I have a good idea of what features to pay attention to, but I'm not sure which method to use once I have them. I like some of the features of a Brill Tagger, Naive Bayes, etc. I was hoping someone could suggest the best way forward. Here's an example:
[1] Mike smiled. "I don't think we should do that."
[2] "If we don't, we're finished," Alicia said.
[3] "So you claim."
[4] "Wait a second," John interrupted. "Alicia, who told you that?"
[5] "Don't worry about it," she said.
My basic plan is to look at the most telling features, and in their absence, rely on some induction to make guesses. So here, the tagger would be extremely confident about lines [2] and [4], because there are names (Alicia, John) attached directly to them.
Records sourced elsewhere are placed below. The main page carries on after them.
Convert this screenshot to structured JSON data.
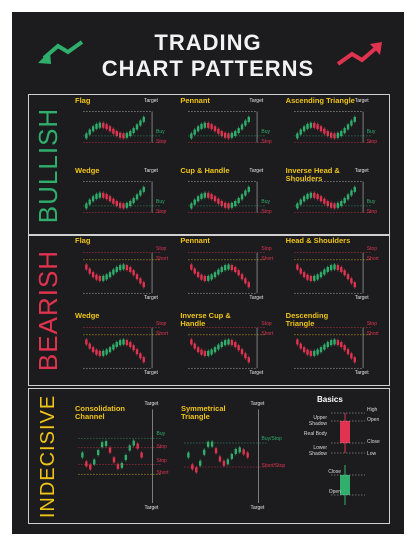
{
  "title": {
    "line1": "TRADING",
    "line2": "CHART PATTERNS"
  },
  "colors": {
    "bull": "#2fae6c",
    "bear": "#e0334f",
    "neutral": "#f0c419",
    "bg": "#1c1c1e"
  },
  "icons": {
    "left": "green-arrow-down-icon",
    "right": "red-arrow-up-icon"
  },
  "sections": [
    {
      "name": "BULLISH",
      "patterns": [
        {
          "name": "Flag",
          "labels": [
            "Target",
            "Buy",
            "Stop"
          ]
        },
        {
          "name": "Pennant",
          "labels": [
            "Target",
            "Buy",
            "Stop"
          ]
        },
        {
          "name": "Ascending Triangle",
          "labels": [
            "Target",
            "Buy",
            "Stop"
          ]
        },
        {
          "name": "Wedge",
          "labels": [
            "Target",
            "Buy",
            "Stop"
          ]
        },
        {
          "name": "Cup & Handle",
          "labels": [
            "Target",
            "Buy",
            "Stop"
          ]
        },
        {
          "name": "Inverse Head & Shoulders",
          "labels": [
            "Target",
            "Buy",
            "Stop"
          ]
        }
      ]
    },
    {
      "name": "BEARISH",
      "patterns": [
        {
          "name": "Flag",
          "labels": [
            "Stop",
            "Short",
            "Target"
          ]
        },
        {
          "name": "Pennant",
          "labels": [
            "Stop",
            "Short",
            "Target"
          ]
        },
        {
          "name": "Head & Shoulders",
          "labels": [
            "Stop",
            "Short",
            "Target"
          ]
        },
        {
          "name": "Wedge",
          "labels": [
            "Stop",
            "Short",
            "Target"
          ]
        },
        {
          "name": "Inverse Cup & Handle",
          "labels": [
            "Stop",
            "Short",
            "Target"
          ]
        },
        {
          "name": "Descending Triangle",
          "labels": [
            "Stop",
            "Short",
            "Target"
          ]
        }
      ]
    },
    {
      "name": "INDECISIVE",
      "patterns": [
        {
          "name": "Consolidation Channel",
          "labels": [
            "Target",
            "Buy",
            "Stop",
            "Stop",
            "Short",
            "Target"
          ]
        },
        {
          "name": "Symmetrical Triangle",
          "labels": [
            "Target",
            "Buy/Stop",
            "Short/Stop",
            "Target"
          ]
        }
      ],
      "basics": {
        "title": "Basics",
        "labels": [
          "Upper Shadow",
          "Real Body",
          "Lower Shadow",
          "High",
          "Open",
          "Close",
          "Low",
          "Close",
          "Open"
        ]
      }
    }
  ]
}
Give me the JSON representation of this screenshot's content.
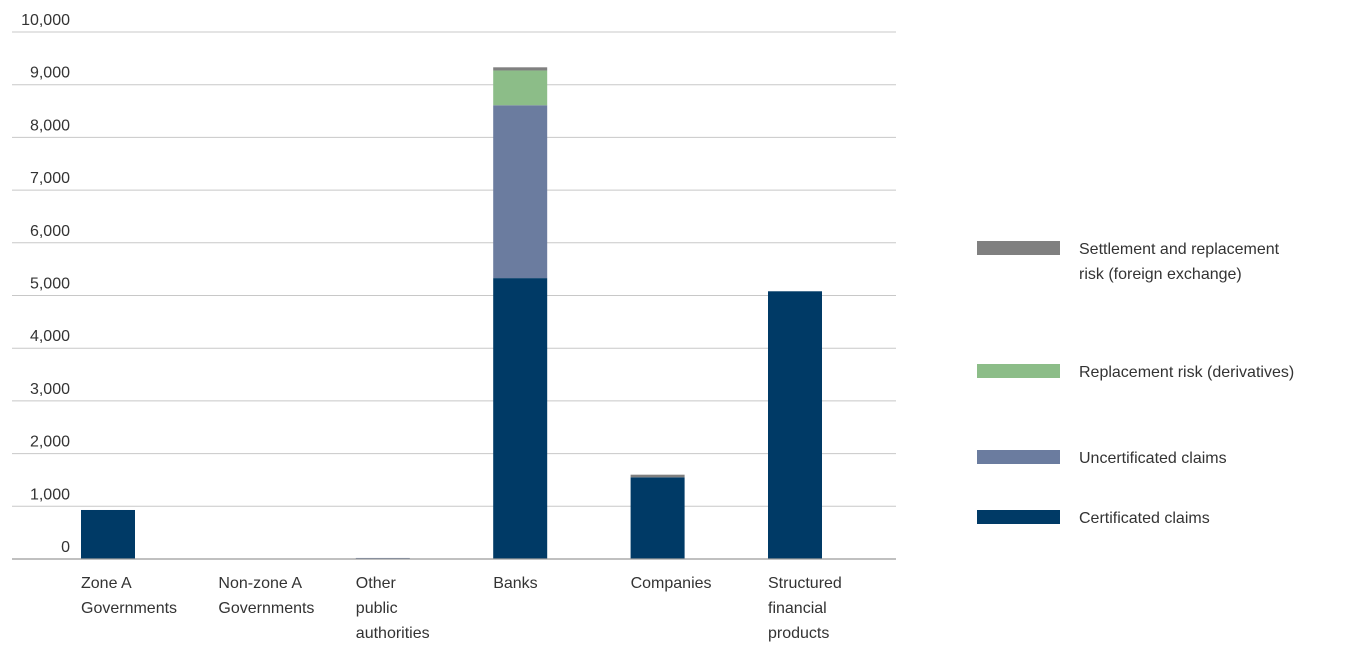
{
  "chart_data": {
    "type": "bar",
    "stacked": true,
    "categories": [
      [
        "Zone A",
        "Governments"
      ],
      [
        "Non-zone A",
        "Governments"
      ],
      [
        "Other",
        "public",
        "authorities"
      ],
      [
        "Banks"
      ],
      [
        "Companies"
      ],
      [
        "Structured",
        "financial",
        "products"
      ]
    ],
    "series": [
      {
        "name": "Certificated claims",
        "color": "#003a66",
        "values": [
          930,
          0,
          0,
          5330,
          1550,
          5080
        ]
      },
      {
        "name": "Uncertificated claims",
        "color": "#6b7c9f",
        "values": [
          0,
          0,
          20,
          3280,
          0,
          0
        ]
      },
      {
        "name": "Replacement risk (derivatives)",
        "color": "#8cbd88",
        "values": [
          0,
          0,
          0,
          660,
          0,
          0
        ]
      },
      {
        "name": "Settlement and replacement risk (foreign exchange)",
        "color": "#808080",
        "values": [
          0,
          0,
          0,
          60,
          50,
          0
        ]
      }
    ],
    "legend": {
      "position": "right",
      "order": [
        [
          "Settlement and replacement",
          "risk (foreign exchange)"
        ],
        [
          "Replacement risk (derivatives)"
        ],
        [
          "Uncertificated claims"
        ],
        [
          "Certificated claims"
        ]
      ]
    },
    "y_ticks": [
      "0",
      "1,000",
      "2,000",
      "3,000",
      "4,000",
      "5,000",
      "6,000",
      "7,000",
      "8,000",
      "9,000",
      "10,000"
    ],
    "ylim": [
      0,
      10000
    ],
    "grid": true,
    "title": "",
    "xlabel": "",
    "ylabel": ""
  }
}
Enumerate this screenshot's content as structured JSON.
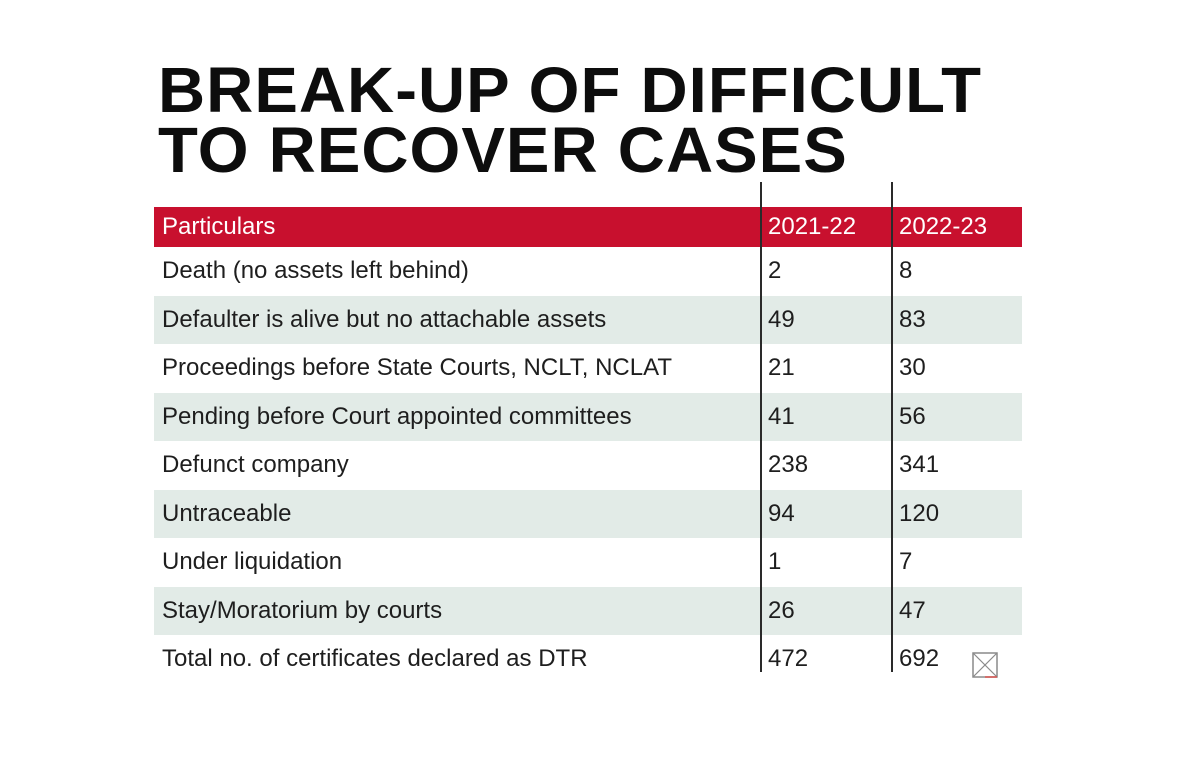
{
  "title": {
    "line1": "BREAK-UP OF DIFFICULT",
    "line2": "TO RECOVER CASES"
  },
  "colors": {
    "header_bg": "#c8102e",
    "header_text": "#ffffff",
    "row_shade": "#e2ebe7"
  },
  "chart_data": {
    "type": "table",
    "title": "BREAK-UP OF DIFFICULT TO RECOVER CASES",
    "columns": [
      "Particulars",
      "2021-22",
      "2022-23"
    ],
    "rows": [
      [
        "Death (no assets left behind)",
        "2",
        "8"
      ],
      [
        "Defaulter is alive but no attachable assets",
        "49",
        "83"
      ],
      [
        "Proceedings before State Courts, NCLT, NCLAT",
        "21",
        "30"
      ],
      [
        "Pending before Court appointed committees",
        "41",
        "56"
      ],
      [
        "Defunct company",
        "238",
        "341"
      ],
      [
        "Untraceable",
        "94",
        "120"
      ],
      [
        "Under liquidation",
        "1",
        "7"
      ],
      [
        "Stay/Moratorium by courts",
        "26",
        "47"
      ],
      [
        "Total no. of certificates declared as DTR",
        "472",
        "692"
      ]
    ]
  }
}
It would be similarly confident about [1], because Mike's name appears in the sentence directly preceding it. For [3], I'd like it to say, 'Okay, no clues here, let's assume that this is a back-and-forth, and therefore it's Mike speaking again, since Alicia just took her turn." [5] doesn't have a name attached to it, but Alicia is called out specifically in [4], so there could be a feature coding for that. If John hadn't called out Alicia, maybe it could note the gender of the pronoun and take a guess based on that.
I would use a classifier, but there are any arbitrary number of possible speakers, and really the tags we want are going to be PREVIOUS-SPEAKER, TWO-SPEAKERS-BACK, NEAREST-PROPER-NOUN, etc. But salted in there will be some explicitly tagged speakers. So I suspect that a Brill tagger or a Naive Bayes will not be able to generalize properly with such a large/sparse set of tags. Chapter 6 of the NLTK book mentions open-class classification once, but promptly drops the subject. Could be promising?
That's about as far as I've gotten -- I'm struggling to wrap my head around this! Thanks for any advice.
-erik